Westpac joins Macquarie with new one-year fixed rate reduction

Westpac challenges Big Four norms with rate cut

News

By Mina Martin

Westpac has adjusted its fixed mortgage rates, placing itself in a leading position alongside Macquarie by offering a 5.69% p.a. rate for borrowers with a loan-to-value ratio (LVR) of less than 70%, Mozo reported.

This rate adjustment puts Westpac at the forefront of the fixed-rate market.

NAB’s initial reduction surpassed

Last week’s announcement by NAB marked the first rate reduction among the major banks in 2025, with cuts reaching up to 0.25 percentage points for owner-occupier loans.

Despite these reductions, NAB’s lowest rates remained above 6%.

Westpac has now overtaken NAB by offering a significantly lower rate of 5.69% for certain borrowers, creating a new competitive edge in the banking sector.

Here's a comparison of the Big Four's 1-year fixed rates following Westpac's recent reduction:

Strategic rate cuts across Westpac brands

Westpac announced reductions ranging from 20 to 40 basis points across its one- and two-year fixed home loan rates, with its regional brands – BankSA, Bank of Melbourne, and St.
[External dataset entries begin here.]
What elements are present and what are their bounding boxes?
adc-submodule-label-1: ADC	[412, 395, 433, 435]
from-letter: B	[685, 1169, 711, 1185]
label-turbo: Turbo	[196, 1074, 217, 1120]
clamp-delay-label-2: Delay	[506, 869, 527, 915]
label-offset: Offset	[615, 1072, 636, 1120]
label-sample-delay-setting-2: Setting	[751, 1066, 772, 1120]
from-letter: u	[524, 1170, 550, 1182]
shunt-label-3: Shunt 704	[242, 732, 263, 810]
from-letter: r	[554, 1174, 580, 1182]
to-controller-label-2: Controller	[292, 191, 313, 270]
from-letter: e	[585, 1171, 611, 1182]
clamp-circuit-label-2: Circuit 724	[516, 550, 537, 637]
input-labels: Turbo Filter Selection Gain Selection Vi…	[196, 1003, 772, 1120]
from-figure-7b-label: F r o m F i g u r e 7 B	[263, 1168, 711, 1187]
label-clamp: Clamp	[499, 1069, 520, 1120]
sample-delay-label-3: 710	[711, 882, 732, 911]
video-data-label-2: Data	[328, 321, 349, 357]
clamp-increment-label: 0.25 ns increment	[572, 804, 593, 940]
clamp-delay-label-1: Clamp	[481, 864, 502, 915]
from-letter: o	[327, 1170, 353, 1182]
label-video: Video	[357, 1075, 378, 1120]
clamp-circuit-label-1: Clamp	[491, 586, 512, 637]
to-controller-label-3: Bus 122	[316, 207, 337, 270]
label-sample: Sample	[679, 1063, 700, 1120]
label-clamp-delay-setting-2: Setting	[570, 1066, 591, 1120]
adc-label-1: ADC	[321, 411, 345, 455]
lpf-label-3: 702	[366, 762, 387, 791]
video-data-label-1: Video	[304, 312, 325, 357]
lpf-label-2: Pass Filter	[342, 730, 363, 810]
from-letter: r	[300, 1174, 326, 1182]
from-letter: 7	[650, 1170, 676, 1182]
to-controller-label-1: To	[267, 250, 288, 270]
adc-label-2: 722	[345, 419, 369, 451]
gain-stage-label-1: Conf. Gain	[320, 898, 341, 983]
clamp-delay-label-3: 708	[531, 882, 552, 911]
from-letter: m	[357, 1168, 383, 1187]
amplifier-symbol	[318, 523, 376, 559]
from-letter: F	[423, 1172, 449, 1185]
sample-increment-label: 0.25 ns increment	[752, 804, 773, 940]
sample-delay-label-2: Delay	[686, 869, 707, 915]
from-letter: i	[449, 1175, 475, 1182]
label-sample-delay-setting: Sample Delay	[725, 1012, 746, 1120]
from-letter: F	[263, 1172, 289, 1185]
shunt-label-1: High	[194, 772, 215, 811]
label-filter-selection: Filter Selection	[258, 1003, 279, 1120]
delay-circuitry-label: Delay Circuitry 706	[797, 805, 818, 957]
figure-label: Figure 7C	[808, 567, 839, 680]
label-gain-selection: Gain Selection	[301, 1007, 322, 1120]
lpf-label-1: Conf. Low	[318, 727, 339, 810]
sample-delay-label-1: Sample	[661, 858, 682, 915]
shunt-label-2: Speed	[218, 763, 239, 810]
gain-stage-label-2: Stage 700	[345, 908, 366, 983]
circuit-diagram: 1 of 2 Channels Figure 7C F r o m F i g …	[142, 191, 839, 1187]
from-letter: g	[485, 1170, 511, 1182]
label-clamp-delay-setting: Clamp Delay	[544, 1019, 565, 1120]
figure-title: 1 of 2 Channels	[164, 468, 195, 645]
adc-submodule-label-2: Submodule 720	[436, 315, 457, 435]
George – seeing cuts of 30 to 40 basis points.

These adjustments include both packaged and non-packaged loans, intensifying competition within the mortgage industry.

See table below for the leading fixed rates by term, according to Mozo.

Mozo insights on market dynamics

Peter Marshall (pictured above), a Mozo banking and rates expert, highlighted the significance of Westpac’s rate cut, noting its rarity and potential market impact.

“Westpac’s cut … has propelled it to the top of the one-year fixed rate leaderboard next to Macquarie, which is an unusual move for a Big Four bank,” Marshall said.

He also highlighted the broader implications for the home loan market and potential signals of impending rate cuts by the Reserve Bank (RBA), with all big four banks anticipating a rate cut this February.

RBA rate decisions under scrutiny

Despite the rate reductions by Westpac and NAB, experts, including Mozo’s Peter Terlato, suggested that RBA is likely to maintain the current cash rate in the upcoming decision.

Core inflation remains above the target range, and while economic growth has slowed, it has not reached levels that typically prompt a rate cut. The employment landscape, despite a slight increase in unemployment, continues to show resilience.

Mozo’s rate outlook: holding steady

Terlato’s analysis indicated that, despite growing speculation, RBA might opt to hold the rate steady in February, awaiting further economic indicators. The ongoing strength in employment and the current inflation rate suggest that immediate rate cuts may not be warranted, pointing to a cautious approach from RBA in the near term.